L’œuvre de Marcel Légaut, en partie témoignage discret du fait de l’abstraction, en partie interrogations amenant le lecteur à se dévoiler, a marqué une période (1950 – 1990). Approchant l’exigence d’être disciple de Jésus en questionnant inlassablement les Évangiles, il a mûri cette œuvre en travaillant de ses mains dans une exploitation sylvo-pastorale à 1.000 m d’altitude dans le Diois, après 1940, aux Granges-de-Lesches. Lui, l’élève de Normale Supérieure rue d’Ulm, le professeur d’université en mathématiques à Nancy, Rennes, Lyon, prend un congé de longue durée et résiste, au nom de sa mission, à tout retour. Toutefois cette aventure ne peut s’expliquer sans la présence à ses côtés, continue, d’une épouse attentionnée et ô combien solide, et d’un groupe. Que ce soit à Paris, ou durant l’été à Chadefaud-Scourdois, il y a eu puissance d’écoute: des auditeurs attentifs qui, disait-il, le rendent intelligent. Aux Granges-de-Lesches aussi, après 1945, le groupe est bien présent dans sa réflexion, dans la nécessaire réorientation des sujets ou de la manière de les traiter. L’œuvre s’élaborant progressivement, il a là des amis attentifs et critiques : tel topo sur le « fatal » est tombé vraisemblablement à plat et ne réapparaît pas dans ses ouvrages; tel autre topo sur la messe est repris à plusieurs reprises, devient une conférence, puis un chapitre de livre. 

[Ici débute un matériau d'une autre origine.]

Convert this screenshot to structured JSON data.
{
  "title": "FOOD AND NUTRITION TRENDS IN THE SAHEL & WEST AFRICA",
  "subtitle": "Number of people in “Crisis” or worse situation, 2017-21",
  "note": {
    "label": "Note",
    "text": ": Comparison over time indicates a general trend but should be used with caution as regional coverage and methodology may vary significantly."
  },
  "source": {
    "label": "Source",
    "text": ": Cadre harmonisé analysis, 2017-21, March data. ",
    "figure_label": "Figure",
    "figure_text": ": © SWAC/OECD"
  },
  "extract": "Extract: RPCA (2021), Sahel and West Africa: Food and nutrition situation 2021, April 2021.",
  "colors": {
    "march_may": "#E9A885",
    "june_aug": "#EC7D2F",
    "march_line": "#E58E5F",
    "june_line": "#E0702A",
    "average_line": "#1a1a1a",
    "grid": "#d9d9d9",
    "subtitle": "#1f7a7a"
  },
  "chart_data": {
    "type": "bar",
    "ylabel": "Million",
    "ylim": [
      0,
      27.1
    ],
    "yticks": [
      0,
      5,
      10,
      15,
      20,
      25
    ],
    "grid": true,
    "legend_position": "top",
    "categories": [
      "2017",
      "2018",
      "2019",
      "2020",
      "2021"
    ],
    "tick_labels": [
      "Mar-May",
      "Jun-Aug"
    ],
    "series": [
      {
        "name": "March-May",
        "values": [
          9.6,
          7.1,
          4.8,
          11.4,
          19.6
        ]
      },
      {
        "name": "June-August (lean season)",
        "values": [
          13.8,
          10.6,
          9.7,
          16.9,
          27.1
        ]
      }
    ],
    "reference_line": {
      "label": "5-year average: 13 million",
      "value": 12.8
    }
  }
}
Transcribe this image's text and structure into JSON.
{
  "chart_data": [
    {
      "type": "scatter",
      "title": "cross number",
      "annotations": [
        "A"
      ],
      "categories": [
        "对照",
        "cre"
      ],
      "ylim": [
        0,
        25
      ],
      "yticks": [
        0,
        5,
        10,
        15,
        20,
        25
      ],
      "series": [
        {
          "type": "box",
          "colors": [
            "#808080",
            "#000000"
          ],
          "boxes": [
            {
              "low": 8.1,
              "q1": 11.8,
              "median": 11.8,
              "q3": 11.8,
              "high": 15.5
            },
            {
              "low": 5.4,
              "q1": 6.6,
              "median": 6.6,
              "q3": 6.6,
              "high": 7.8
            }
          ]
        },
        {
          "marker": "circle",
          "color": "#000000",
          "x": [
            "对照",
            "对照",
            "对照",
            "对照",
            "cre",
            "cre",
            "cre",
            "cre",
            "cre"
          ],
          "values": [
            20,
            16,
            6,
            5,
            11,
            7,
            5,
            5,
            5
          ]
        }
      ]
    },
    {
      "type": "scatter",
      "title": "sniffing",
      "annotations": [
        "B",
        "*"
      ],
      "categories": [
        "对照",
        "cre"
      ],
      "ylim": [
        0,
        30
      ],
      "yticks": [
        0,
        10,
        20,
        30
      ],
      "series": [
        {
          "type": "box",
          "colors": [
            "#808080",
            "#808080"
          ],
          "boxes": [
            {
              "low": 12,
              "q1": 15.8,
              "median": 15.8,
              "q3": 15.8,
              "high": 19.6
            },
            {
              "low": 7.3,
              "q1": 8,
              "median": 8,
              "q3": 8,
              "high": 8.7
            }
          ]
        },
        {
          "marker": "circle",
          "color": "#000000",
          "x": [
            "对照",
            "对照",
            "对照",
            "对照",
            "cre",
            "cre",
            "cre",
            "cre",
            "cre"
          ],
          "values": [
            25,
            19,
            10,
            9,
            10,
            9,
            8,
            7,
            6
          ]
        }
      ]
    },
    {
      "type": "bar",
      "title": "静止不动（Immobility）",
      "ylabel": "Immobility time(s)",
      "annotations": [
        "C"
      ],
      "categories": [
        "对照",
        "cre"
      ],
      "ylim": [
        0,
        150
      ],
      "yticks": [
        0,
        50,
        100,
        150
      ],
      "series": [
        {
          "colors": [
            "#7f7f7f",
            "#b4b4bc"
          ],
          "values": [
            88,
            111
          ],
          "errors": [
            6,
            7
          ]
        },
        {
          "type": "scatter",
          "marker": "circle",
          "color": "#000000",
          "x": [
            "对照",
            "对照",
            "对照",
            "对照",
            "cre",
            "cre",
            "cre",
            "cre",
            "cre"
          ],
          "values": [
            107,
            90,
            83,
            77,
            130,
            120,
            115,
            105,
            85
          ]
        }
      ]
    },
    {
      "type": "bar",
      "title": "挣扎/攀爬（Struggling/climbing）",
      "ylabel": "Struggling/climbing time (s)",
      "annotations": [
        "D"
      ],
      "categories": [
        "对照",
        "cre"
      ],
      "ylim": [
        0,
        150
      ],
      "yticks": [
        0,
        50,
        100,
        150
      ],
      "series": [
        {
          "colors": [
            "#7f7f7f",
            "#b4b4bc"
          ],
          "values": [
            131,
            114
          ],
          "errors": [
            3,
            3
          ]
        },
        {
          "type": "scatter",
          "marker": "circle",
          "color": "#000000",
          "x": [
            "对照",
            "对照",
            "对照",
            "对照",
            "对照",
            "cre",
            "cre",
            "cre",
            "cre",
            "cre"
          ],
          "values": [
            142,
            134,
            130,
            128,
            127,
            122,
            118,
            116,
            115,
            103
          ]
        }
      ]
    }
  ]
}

Et se révèlent des aidants variés, à côté des écoutants : tel va garder le troupeau du berger pour que celui-ci puisse achever tel chapitre (Pierre Renevier, Guy Lecomte), tel autre va accueillir l’un ou l’autre enfant du couple, afin d’aider à sa scolarité (Barbazanges, Raynal), telle autre (Yvonne Masson), inlassablement, martyrise sa machine à écrire et fournit les multiples tapuscrits à partir de manuscrits à l’écriture si fine, tapuscrits corrigés à leur tour. Tel autre va amener l’eau par des conduites en métal ou un véhicule tout terrain, une Jeep (René Raynal), tel autre prépare le repas et recopiera un manuscrit amené à être retouché. J’affirme donc, quelle que soit la grandeur du spirituel qu’est Marcel Légaut, que ce qui fait une de ses originalités, c’est d’avoir porté (parfois difficilement) un groupe avec des éléments passants et des fidélités à longueur de vie.